C'est que les relations entre les deux voisins ne sont plus vraiment cordiales depuis que l'actuel chef d'Etat béninois a pris les rênes du pays en 2016. Lors de la dernière crise politique née des contestations populaires au moment des législatives fantoches, l'ancien président nigérian Olusegun Obasanjo avait exhorté Muhammadu Buhari à intervenir pour raisonner un Patrice Talon qu'effleurait visiblement toute sensibilité démocratique. En retour, celui-ci avait fait arrêter son prédécesseur, Thomas Boni Yayi – qui a conservé d'étroites relations avec M. Obasanjo –, accusé d'avoir déclenché les vagues de protestation.

Ce n'est que le 22 juin, sous la pression d'Abuja et de l'Union africaine (UA), que l'ancien président béninois sera autorisé à quitter le pays, alors qu'il était jusqu'alors maintenu en résidence surveillée. Un revers pour Patrice Talon, qui perdait ainsi la face dans ce duel régional, lui qui a toujours voulu rehausser la place du Bénin par rapport à celle de son imposant voisin. C'est vraisemblablement cette rancoeur tenace qui le pousse aujourd'hui à faire la sourde oreille aux appels de M. Buhari.

Condescendance plutôt que pragmatisme

Problème : l'économie de Cotonou est fortement dépendante du Nigéria – selon la Banque mondiale, le commerce informel entre les deux pays représente 20 % du PIB béninois – et pourrait sortir affaiblie si le bras de fer présidentiel s'éternisait.
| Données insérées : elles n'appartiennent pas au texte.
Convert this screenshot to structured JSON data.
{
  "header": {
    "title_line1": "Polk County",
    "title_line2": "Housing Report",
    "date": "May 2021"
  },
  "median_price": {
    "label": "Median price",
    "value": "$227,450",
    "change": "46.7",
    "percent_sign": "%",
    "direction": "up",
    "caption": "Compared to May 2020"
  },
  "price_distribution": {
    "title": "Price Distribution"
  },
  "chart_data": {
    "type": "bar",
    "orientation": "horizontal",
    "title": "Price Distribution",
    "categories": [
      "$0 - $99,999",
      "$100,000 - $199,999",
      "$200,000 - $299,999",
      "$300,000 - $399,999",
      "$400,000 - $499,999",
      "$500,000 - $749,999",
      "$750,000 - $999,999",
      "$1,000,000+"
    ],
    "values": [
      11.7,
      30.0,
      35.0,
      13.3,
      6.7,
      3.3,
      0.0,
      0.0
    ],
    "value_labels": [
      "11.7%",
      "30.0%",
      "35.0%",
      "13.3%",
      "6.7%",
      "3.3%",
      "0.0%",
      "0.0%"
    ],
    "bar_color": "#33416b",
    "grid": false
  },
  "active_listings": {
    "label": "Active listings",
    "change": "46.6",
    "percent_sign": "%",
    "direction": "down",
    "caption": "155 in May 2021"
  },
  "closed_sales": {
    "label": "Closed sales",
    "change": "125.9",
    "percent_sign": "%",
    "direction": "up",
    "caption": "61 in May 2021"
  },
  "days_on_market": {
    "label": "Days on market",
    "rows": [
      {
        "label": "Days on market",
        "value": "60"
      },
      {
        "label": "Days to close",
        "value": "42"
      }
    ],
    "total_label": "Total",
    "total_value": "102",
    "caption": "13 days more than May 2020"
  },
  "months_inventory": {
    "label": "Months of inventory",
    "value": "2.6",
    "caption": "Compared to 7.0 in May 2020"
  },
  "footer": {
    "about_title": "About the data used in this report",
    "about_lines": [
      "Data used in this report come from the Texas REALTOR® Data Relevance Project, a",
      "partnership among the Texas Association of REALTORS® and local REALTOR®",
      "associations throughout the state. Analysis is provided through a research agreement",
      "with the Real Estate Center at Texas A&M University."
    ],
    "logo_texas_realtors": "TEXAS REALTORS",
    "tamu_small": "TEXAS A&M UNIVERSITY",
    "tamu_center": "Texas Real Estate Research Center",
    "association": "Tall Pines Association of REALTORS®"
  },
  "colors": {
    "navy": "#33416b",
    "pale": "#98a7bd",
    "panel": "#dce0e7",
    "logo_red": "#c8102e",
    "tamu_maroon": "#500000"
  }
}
Le 14 septembre dernier, lors du sommet de la Cedeao (Communauté économique des Etats de l'Afrique de l'Ouest), les deux chefs d'Etat auraient évoqué ce sujet, Muhammadu Buhari promettant à son homologue que la situation serait bientôt débloquée. Réaction un brin condescendante d'un membre de l'entourage de M. Talon : « Nous attendons que les Nigérians se décident. Nous n'allons pas les supplier. »

Le fait que le grand rival de l'homme fort de Cotonou, Thomas Boni Yayi, ait des soutiens à Abuja n'est sans doute pas étranger à l'inimitié latente du premier à l'égard du président nigérian. Une politique régionale esquissée sur de telles bases, sans souci de l'intérêt général – en particulier de l'économie du Bénin –, est éminemment critiquable. Elle s'inscrit en attendant dans le sillage très personnel et autoritaire qu'a pris la gestion du pouvoir sous Patrice Talon.

Pas étonnant, d'ailleurs, qu'il s'entende à merveille avec Vladimir Poutine, chez qui il est attendu le mois prochain. Le « tsar » de Moscou n'étant pas réputé pour son respect de la démocratie, à l'intérieur comme à l'extérieur des frontières russes.